Considérations sur les origines et les causes du conflit européen
Au huitième jour de la guerre en cours en Ukraine, je me risque à contribuer au débat qui se déroule à ce sujet, au Brésil et dans le monde, surtout par des historiens, des stratèges, des économistes politiques, des spécialistes de la géopolitique et de la politique internationale, mais aussi des journalistes, des militants de partis et de mouvements sociaux, ainsi que de simples citoyens, ce qui est mon cas.
Dans ce commentaire, nécessairement de nature générale, je cherche les origines de la question et explore d'emblée quel en est, selon moi, le contexte le plus large et le plus risqué. Enfin, je fais quelques considérations sur ce qui se crée en Ukraine, une nouvelle étape dans l'histoire de la politique internationale conçue sous le nom de Nouvelle Guerre froide.

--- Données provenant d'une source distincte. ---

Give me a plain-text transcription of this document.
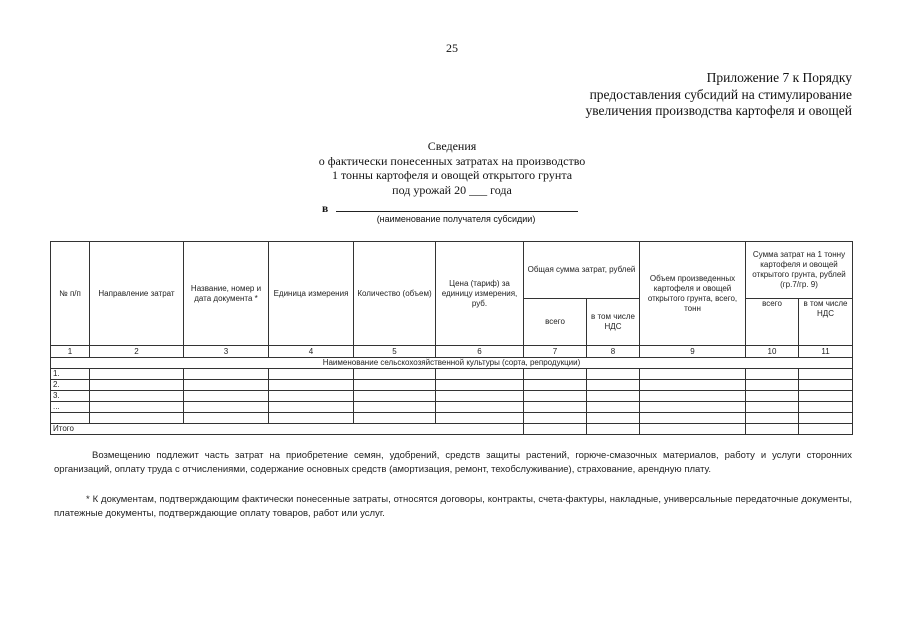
25
Приложение 7 к Порядку
предоставления субсидий на стимулирование
увеличения производства картофеля и овощей
Сведения
о фактически понесенных затратах на производство
1 тонны картофеля и овощей открытого грунта
под урожай 20 ___ года
в
(наименование получателя субсидии)
№ п/п	Направление затрат	Название, номер и дата документа *	Единица измерения	Количество (объем)	Цена (тариф) за единицу измерения, руб.	Общая сумма затрат, рублей		Объем произведенных картофеля и овощей открытого грунта, всего, тонн	Сумма затрат на 1 тонну картофеля и овощей открытого грунта, рублей (гр.7/гр. 9)	
						всего	в том числе НДС		всего	в том числе НДС
1	2	3	4	5	6	7	8	9	10	11
Наименование сельскохозяйственной культуры (сорта, репродукции)										
1.										
2.										
3.										
...										

Итого										
Возмещению подлежит часть затрат на приобретение семян, удобрений, средств защиты растений, горюче-смазочных материалов, работу и услуги сторонних организаций, оплату труда с отчислениями, содержание основных средств (амортизация, ремонт, техобслуживание), страхование, арендную плату.
* К документам, подтверждающим фактически понесенные затраты, относятся договоры, контракты, счета-фактуры, накладные, универсальные передаточные документы, платежные документы, подтверждающие оплату товаров, работ или услуг.
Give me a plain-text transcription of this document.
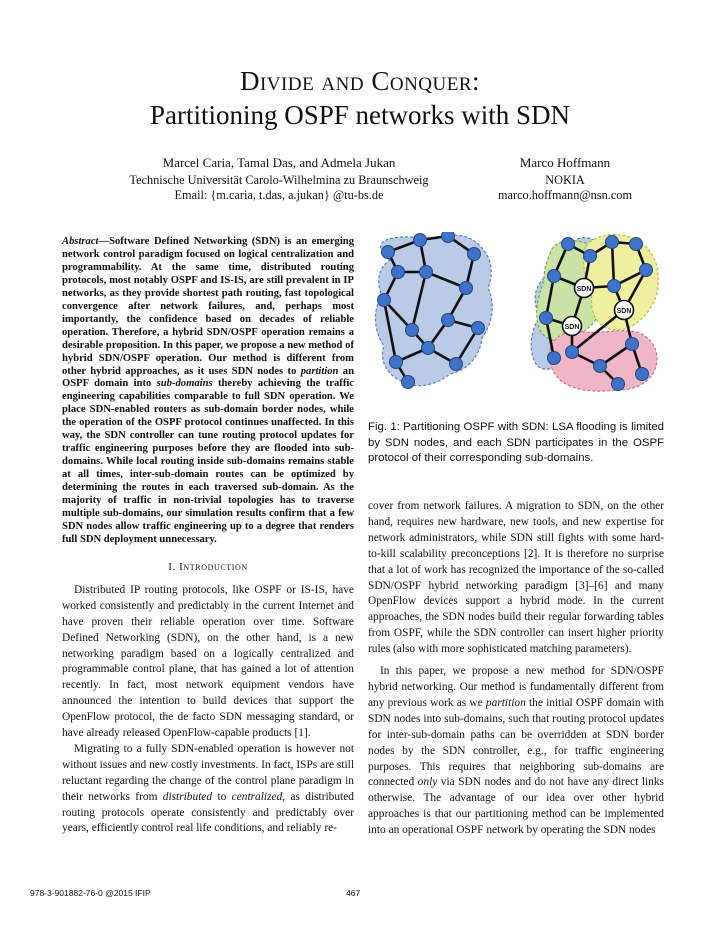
Divide and Conquer:
Partitioning OSPF networks with SDN
Marcel Caria, Tamal Das, and Admela Jukan
Technische Universität Carolo-Wilhelmina zu Braunschweig
Email: {m.caria, t.das, a.jukan} @tu-bs.de
Marco Hoffmann
NOKIA
marco.hoffmann@nsn.com

Abstract—Software Defined Networking (SDN) is an emerging network control paradigm focused on logical centralization and programmability. At the same time, distributed routing protocols, most notably OSPF and IS-IS, are still prevalent in IP networks, as they provide shortest path routing, fast topological convergence after network failures, and, perhaps most importantly, the confidence based on decades of reliable operation. Therefore, a hybrid SDN/OSPF operation remains a desirable proposition. In this paper, we propose a new method of hybrid SDN/OSPF operation. Our method is different from other hybrid approaches, as it uses SDN nodes to partition an OSPF domain into sub-domains thereby achieving the traffic engineering capabilities comparable to full SDN operation. We place SDN-enabled routers as sub-domain border nodes, while the operation of the OSPF protocol continues unaffected. In this way, the SDN controller can tune routing protocol updates for traffic engineering purposes before they are flooded into sub-domains. While local routing inside sub-domains remains stable at all times, inter-sub-domain routes can be optimized by determining the routes in each traversed sub-domain. As the majority of traffic in non-trivial topologies has to traverse multiple sub-domains, our simulation results confirm that a few SDN nodes allow traffic engineering up to a degree that renders full SDN deployment unnecessary.

I. Introduction

Distributed IP routing protocols, like OSPF or IS-IS, have worked consistently and predictably in the current Internet and have proven their reliable operation over time. Software Defined Networking (SDN), on the other hand, is a new networking paradigm based on a logically centralized and programmable control plane, that has gained a lot of attention recently. In fact, most network equipment vendors have announced the intention to build devices that support the OpenFlow protocol, the de facto SDN messaging standard, or have already released OpenFlow-capable products [1].

Migrating to a fully SDN-enabled operation is however not without issues and new costly investments. In fact, ISPs are still reluctant regarding the change of the control plane paradigm in their networks from distributed to centralized, as distributed routing protocols operate consistently and predictably over years, efficiently control real life conditions, and reliably re-

SDN
SDN
SDN
Fig. 1: Partitioning OSPF with SDN: LSA flooding is limited by SDN nodes, and each SDN participates in the OSPF protocol of their corresponding sub-domains.

cover from network failures. A migration to SDN, on the other hand, requires new hardware, new tools, and new expertise for network administrators, while SDN still fights with some hard-to-kill scalability preconceptions [2]. It is therefore no surprise that a lot of work has recognized the importance of the so-called SDN/OSPF hybrid networking paradigm [3]–[6] and many OpenFlow devices support a hybrid mode. In the current approaches, the SDN nodes build their regular forwarding tables from OSPF, while the SDN controller can insert higher priority rules (also with more sophisticated matching parameters).

In this paper, we propose a new method for SDN/OSPF hybrid networking. Our method is fundamentally different from any previous work as we partition the initial OSPF domain with SDN nodes into sub-domains, such that routing protocol updates for inter-sub-domain paths can be overridden at SDN border nodes by the SDN controller, e.g., for traffic engineering purposes. This requires that neighboring sub-domains are connected only via SDN nodes and do not have any direct links otherwise. The advantage of our idea over other hybrid approaches is that our partitioning method can be implemented into an operational OSPF network by operating the SDN nodes

978-3-901882-76-0 @2015 IFIP	467
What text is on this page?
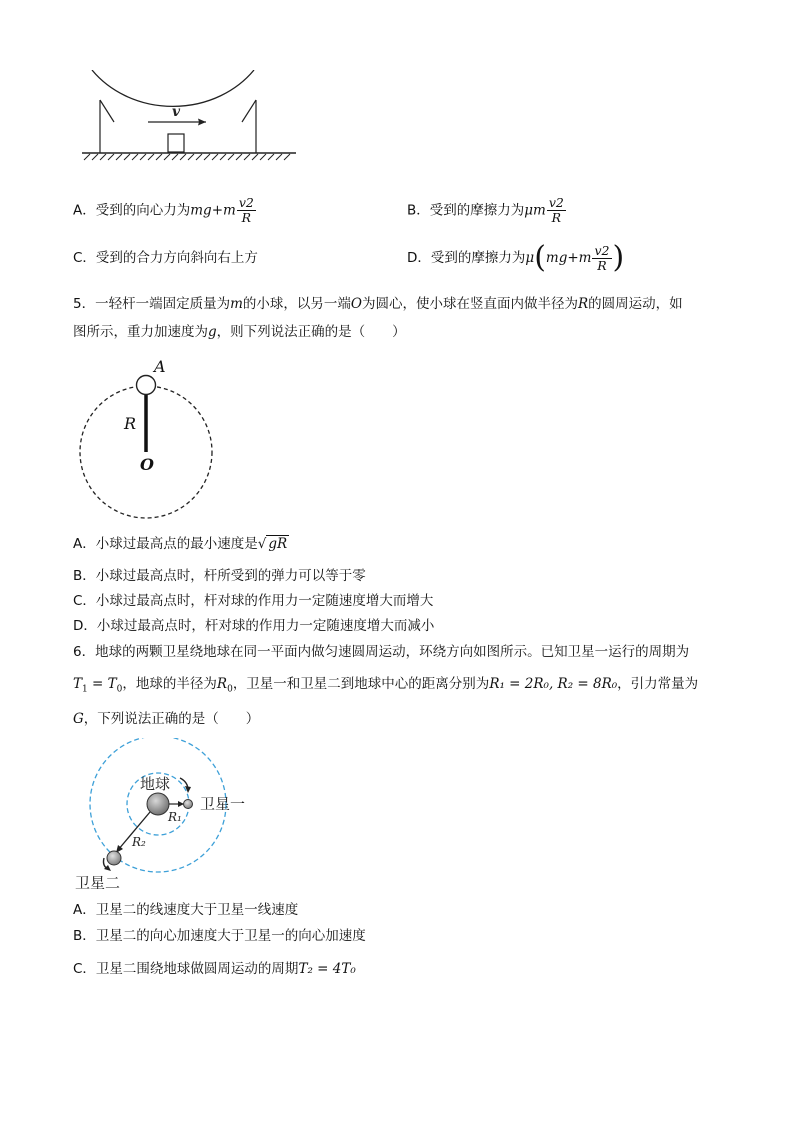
v
A．受到的向心力为$mg+m \frac{v2}{R}$	B．受到的摩擦力为μm $\frac{v2}{R}$
C．受到的合力方向斜向右上方	D．受到的摩擦力为$\mu(mg+m \frac{v2}{R}$ )
5．一轻杆一端固定质量为m的小球，以另一端O为圆心，使小球在竖直面内做半径为R的圆周运动，如
图所示，重力加速度为g，则下列说法正确的是（　　）
A
R
O
A．小球过最高点的最小速度是√ gR
B．小球过最高点时，杆所受到的弹力可以等于零
C．小球过最高点时，杆对球的作用力一定随速度增大而增大
D．小球过最高点时，杆对球的作用力一定随速度增大而减小
6．地球的两颗卫星绕地球在同一平面内做匀速圆周运动，环绕方向如图所示。已知卫星一运行的周期为
$T_1 = T_0$，地球的半径为$R_0$，卫星一和卫星二到地球中心的距离分别为R₁ = 2R₀, R₂ = 8R₀，引力常量为
G，下列说法正确的是（　　）
地球
卫星一
R₁
R₂
卫星二
A．卫星二的线速度大于卫星一线速度
B．卫星二的向心加速度大于卫星一的向心加速度
C．卫星二围绕地球做圆周运动的周期T₂ = 4T₀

Autrement dit, depuis que Vladimir Poutine a annoncé le 24 février sa décision de recourir à une opération militaire spéciale contre Kiev, considérée comme essentielle à la sécurité de la Russie face à une négociation qui, sous la protection du deuxième protocole de Minsk, n'a pas avancé , et encore plus indispensable face à un scénario stratégique et nucléaire catastrophique pour Moscou – le stationnement de missiles nucléaires américains en Ukraine –, nous sommes entrés dans une autre étape de la relation entre, d'une part, les États-Unis, l'UE et l'OTAN et , de l'autre, la Russie. Il y a huit jours, le passage d'une guerre civile de faible intensité dans la région frontalière entre la Russie et l'Ukraine à un conflit militaire entre deux pays lourdement armés a ouvert la possibilité qu'une grande guerre européenne éclate à court terme.
L'éclatement du conflit militaire qui oppose Moscou à Kiev va au-delà du bilatéral, en donnant lieu à la création d'un autre scénario beaucoup plus grave, ce qui jusqu'à récemment était considéré comme un sujet jetable, la possibilité de transformer la guerre en cours en une guerre européenne guerre, ce qui impliquerait théoriquement l'utilisation de toute la gamme d'armes conventionnelles dont disposent l'OTAN et la Russie. Ce scénario, catastrophique en soi, n'épuise malheureusement pas la capacité destructrice inscrite en germe dans la guerre russo-ukrainienne. Si cette grande guerre, comme disent les Paraguayens en se référant à ce que nous appelons la guerre du Paraguay, se produit, sa propre dynamique pourrait conduire les belligérants à l'utilisation d'armes nucléaires tactiques. Cet éventuel saut périlleux pourrait à son tour mettre en place ce que Herman Khan a théorisé dans son livre Sur la guerre thermonucléaire, lancé en 1960, deux ans avant la crise des missiles de Cuba.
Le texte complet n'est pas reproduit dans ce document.